[MD] Bo's right! For all the wrong reasons? (Part2)

David Thomas combinedefforts at earthlink.net
Mon Aug 2 15:32:30 PDT 2010


Hi Krimel,
> 
> [Krimel]
> Excellent set of posts here, Dave. I have been beating away at most of this
> for a long time but you have summarized it all very nicely.
Thank you.
> I also agree strongly with what you said about the relationship of ZMM to
>Lila. ZMM is almost universally regarded as the better book.
After nearly 15 years and countless hours of head banging I finally came to
the conclusion that the MoQ just has too many problems. Since I just
recently came to this conclusion, from a philosophical point of view I'm not
sure how much is salvageable from either book.
>I see it in almost every
> bookstore I wander into and while Lila is there sometimes it is nowhere near
> as ubiquitous. 
I always make it a point to check out where they are shelved in my local
Barnes and Noble. They're always restocking and moving things a little based
on shelf space. Both are always in or around "Oriental Religion" but you
will sometimes find them the next shelf over in "New Age-Occult." Last time
it was four copies of ZaMM in "Oriental Religion" and one forlorn copy of
Lila at the bottom of the "Christianity" section. What a hoot!
>I would almost recommend the opposite of what Paul Turner
> suggested. He claimed that since Lila was later than ZMM, whenever there was
> a conflict Lila should be regarded as taking precedence. I think Lila is
> full of errors from the making of up of James quotes but the failure to
> understand the basics of evolution.
> 
> Here is an example of that which I haven't heard mentioned before. Take
> Pirsig the social critic. He spends a lot of Lila talking about Victorians
> and hippie and the radical social transformations of the '60s with very
> little mention of civil rights and feminism. These were far more profound
> and radical changes in the American way of doing things than the peace and
> love anti-war movement of the hippies. It is hard to take serious any
> analysis of trends in American culture of the 1960's that ignores civil
> rights and feminism especially in a treatise on morality.
Right. What about the Weatherman,SDS etc ? I recently heard somewhere that
there were more acts of terroristic bombing and arson during that period
than any other in American history. Pirsig, no comment.
> I particularly agree that to the extent that Pirsig is trying to lay an
> intellectual foundation for morality, he fails utterly. He doesn't even
> address Mill and doesn't talk at all about Kant's ideas about morality other
> than to call them ugly. He doesn't mention at all any contemporary thinkers
> in morality. How are we to take this seriously?
Right, just this morning before read your post I Googled "moral metaphysics"
in addition to Kant and many, many others I found this:
http://www.ed.uiuc.edu/eps/PES-Yearbook/95_docs/cunningham.html
Any reference to Dewey's "Natural Metaphysics" or the whole class of similar
work by others in Lila?

Or this which I recently caught in a reread of "The Matrix and Philosophy"

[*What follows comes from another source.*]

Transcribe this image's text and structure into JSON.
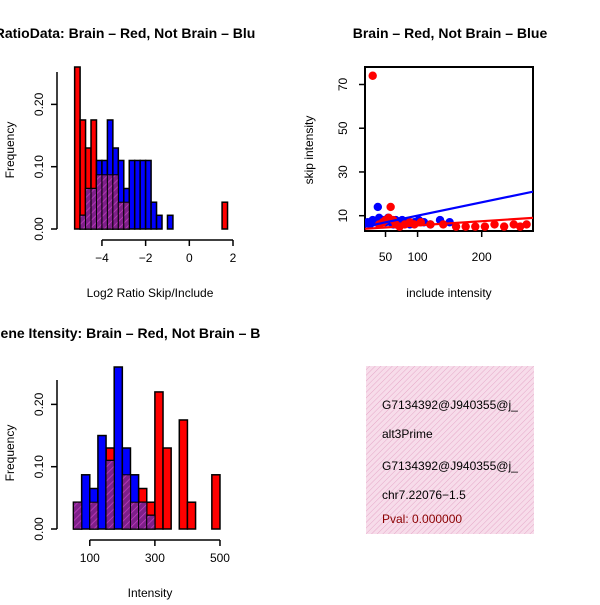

"...dialectics is a theory of evolution or progress. It is based on
the...idea that the engine that drives motion and change...is the struggle
of opposing forces. Someone who thinks dialectically thinks the of the world
as a constantly evolving place, a place that life is never still. Moreover,
a dialectician (which Pirsig forthrightly claims to be) thinks of the world
as space in which oppositions between everything from individual molecules
of matter to complex ideas are striving to reach new levels of consciousness
and organization."

Cross out "consciousness" and is this not a pretty good synopsis of the
system MoQ proposes?  Now the other shoe. The lead in to this paragraph
before the first dots say:

"The theoretical foundations of Marx's thought are derived, in part, from a
novel reading of German philosopher G.W.F. Hegel's "dialectical"
philosophies. In Marxist thought,..."

Why no reference to Marx, and only these two for Hegel, in Lila?

> A review of his book in the Harvard Educational Review had said that his idea
> of truth was the same as James. The London Times said he was a follower of
> Aristotle. Psychology Today said he was a follower of Hegel. If everyone was
> right he had certainly achieved a remarkable synthesis. But the comparison
> with James interested him most because it looked like there might be something
> to it. (Lila 152)

> He didn't like Hegel or any of the German idealists who dominated philosophy
> in his youth precisely because they were so general and sweeping in their
> approach.(Lila 152)

The world wide consequence of Marxist definitively answers that question.

The Matrix maybe an apt metaphor for Lila.